2:22Klik op Spelen om te leren hoe u een schaakbord opzet
Hoe te winnen
Als de koning van een speler wordt aangevallen en met gevangenneming wordt bedreigd, zeg je dat de koning schaak staat. Wanneer hij schaak staat, moet die speler actie ondernemen om te voorkomen dat zijn koning wordt geslagen door de koning te verplaatsen, het aanvallende stuk te slaan of, behalve in het geval dat een paard de aanval schaak blokkeert.
Je wint het spel via schaakmat, waarbij je de koning van je tegenstander zodanig aanvalt dat hij niet kan voorkomen dat hij wordt geslagen.
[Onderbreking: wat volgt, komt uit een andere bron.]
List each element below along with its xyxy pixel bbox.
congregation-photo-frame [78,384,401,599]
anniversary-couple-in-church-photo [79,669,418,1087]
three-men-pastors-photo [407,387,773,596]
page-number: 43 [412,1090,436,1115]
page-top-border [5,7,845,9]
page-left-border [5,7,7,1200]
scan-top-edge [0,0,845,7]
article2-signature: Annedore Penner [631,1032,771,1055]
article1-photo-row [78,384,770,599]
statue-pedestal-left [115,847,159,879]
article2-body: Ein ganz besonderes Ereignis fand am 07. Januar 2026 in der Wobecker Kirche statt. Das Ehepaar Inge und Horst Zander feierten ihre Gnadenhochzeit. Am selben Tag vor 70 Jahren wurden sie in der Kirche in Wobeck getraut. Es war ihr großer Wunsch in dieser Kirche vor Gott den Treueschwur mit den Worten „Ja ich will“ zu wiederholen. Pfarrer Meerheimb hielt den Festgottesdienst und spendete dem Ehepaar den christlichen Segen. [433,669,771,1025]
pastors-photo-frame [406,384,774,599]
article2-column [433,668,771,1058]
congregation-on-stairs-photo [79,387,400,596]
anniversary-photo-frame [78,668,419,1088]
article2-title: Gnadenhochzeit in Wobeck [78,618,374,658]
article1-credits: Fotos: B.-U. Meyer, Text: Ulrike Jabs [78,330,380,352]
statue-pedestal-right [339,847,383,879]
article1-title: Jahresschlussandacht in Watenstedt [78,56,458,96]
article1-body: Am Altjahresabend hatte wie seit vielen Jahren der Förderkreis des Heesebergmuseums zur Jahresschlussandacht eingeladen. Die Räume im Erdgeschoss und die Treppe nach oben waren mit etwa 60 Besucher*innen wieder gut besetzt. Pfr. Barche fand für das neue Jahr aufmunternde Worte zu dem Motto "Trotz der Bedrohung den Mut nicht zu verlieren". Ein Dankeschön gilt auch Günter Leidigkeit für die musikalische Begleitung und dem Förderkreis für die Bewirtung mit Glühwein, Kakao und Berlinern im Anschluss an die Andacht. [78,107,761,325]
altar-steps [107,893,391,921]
Om het spel te winnen, verovert de winnende speler de vijandelijke koning niet echt; zodra verovering onvermijdelijk is, heeft schaakmat plaatsgevonden en is het spel afgelopen. Een speler die weet dat een nederlaag onvermijdelijk is, kan ook het spel opgeven in plaats van te wachten om schaakmat te staan.
Het spel kan eindigen in een gelijkspel, waarbij er geen winnaar is. De meest gebruikelijke manier om een spel te tekenen, is door een patstelling. Andere remises zijn onder meer drievoudige herhaling waarbij dezelfde positie drie keer voorkomt met dezelfde speler om te zetten en de regel van 50 zetten, waarbij geen pion is verplaatst en geen stuk is geslagen gedurende 50 opeenvolgende zetten door elke speler.